ALASKA – On March 1st, early in the day, 80 fishing holes were drilled through 20 inches of ice on Grouse Lake, located near Seward, Alaska. By 10 a.m., the temperature was 15 degrees with a breeze and all holes were ice free. With 70 small fishing poles ready, a warm fire crackling nearby and five gallons of hot chocolate, volunteers were ready to greet 61 students for a day of ice fishing.
Most of the students were from the Seward Middle School’s 6th grade and the local home school program. Half had never ice fished before. Lessons on angler ethics, fish identification and ice safety were provided. The youth flocked to poles at the holes and within the first minutes “fish on” was heard, and a Dolly Varden trout was caught. For three hours, the youth stayed mostly focused on ice fishing. Once in a while a cluster of students migrated over to the warm up by the fire and then went back to fishing.
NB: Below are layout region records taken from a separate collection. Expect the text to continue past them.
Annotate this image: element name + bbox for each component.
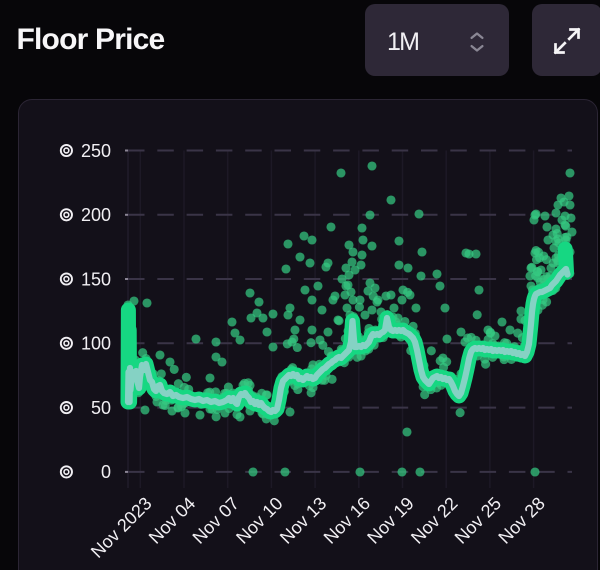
svg-text:Nov 2023: Nov 2023 <box>87 493 156 562</box>
svg-text:50: 50 <box>91 398 111 418</box>
svg-text:Nov 16: Nov 16 <box>320 493 374 547</box>
svg-text:100: 100 <box>81 334 111 354</box>
svg-text:Nov 28: Nov 28 <box>494 493 548 547</box>
svg-text:Nov 13: Nov 13 <box>276 493 330 547</box>
svg-text:Nov 04: Nov 04 <box>145 493 199 547</box>
svg-text:Nov 07: Nov 07 <box>189 493 243 547</box>
svg-text:Nov 19: Nov 19 <box>363 493 417 547</box>
svg-text:Nov 22: Nov 22 <box>407 493 461 547</box>
svg-text:Nov 25: Nov 25 <box>451 493 505 547</box>
svg-text:150: 150 <box>81 269 111 289</box>
svg-text:200: 200 <box>81 205 111 225</box>
svg-text:250: 250 <box>81 141 111 161</box>
svg-text:0: 0 <box>101 462 111 482</box>
svg-text:Nov 10: Nov 10 <box>232 493 286 547</box>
Around 11:30 a.m., the sun peaked over the mountains and the temperature increased by 15 degrees. The grill was fired up and lunch was served. Food and beverages were donated by the local telephone company, TelAlaska. The fishing was good, with a total of 10 fish caught for the day – four kids caught fish for the first time and one student announced he caught 12 (an early start to telling fish tales!)
Vetworks intern Ashley Dodds, Student Conservation Association intern James Ianni, Begich Boggs Visitor Center Director Adrienne McGill, Law Enforcement Officer John Brinley, LEO Trampus Barhaug, Seward Ranger District Customer Service Representative Jim Jannsen, and biologists John Lang, Luca Adelfio and Adam Cross, helped plan and run the event.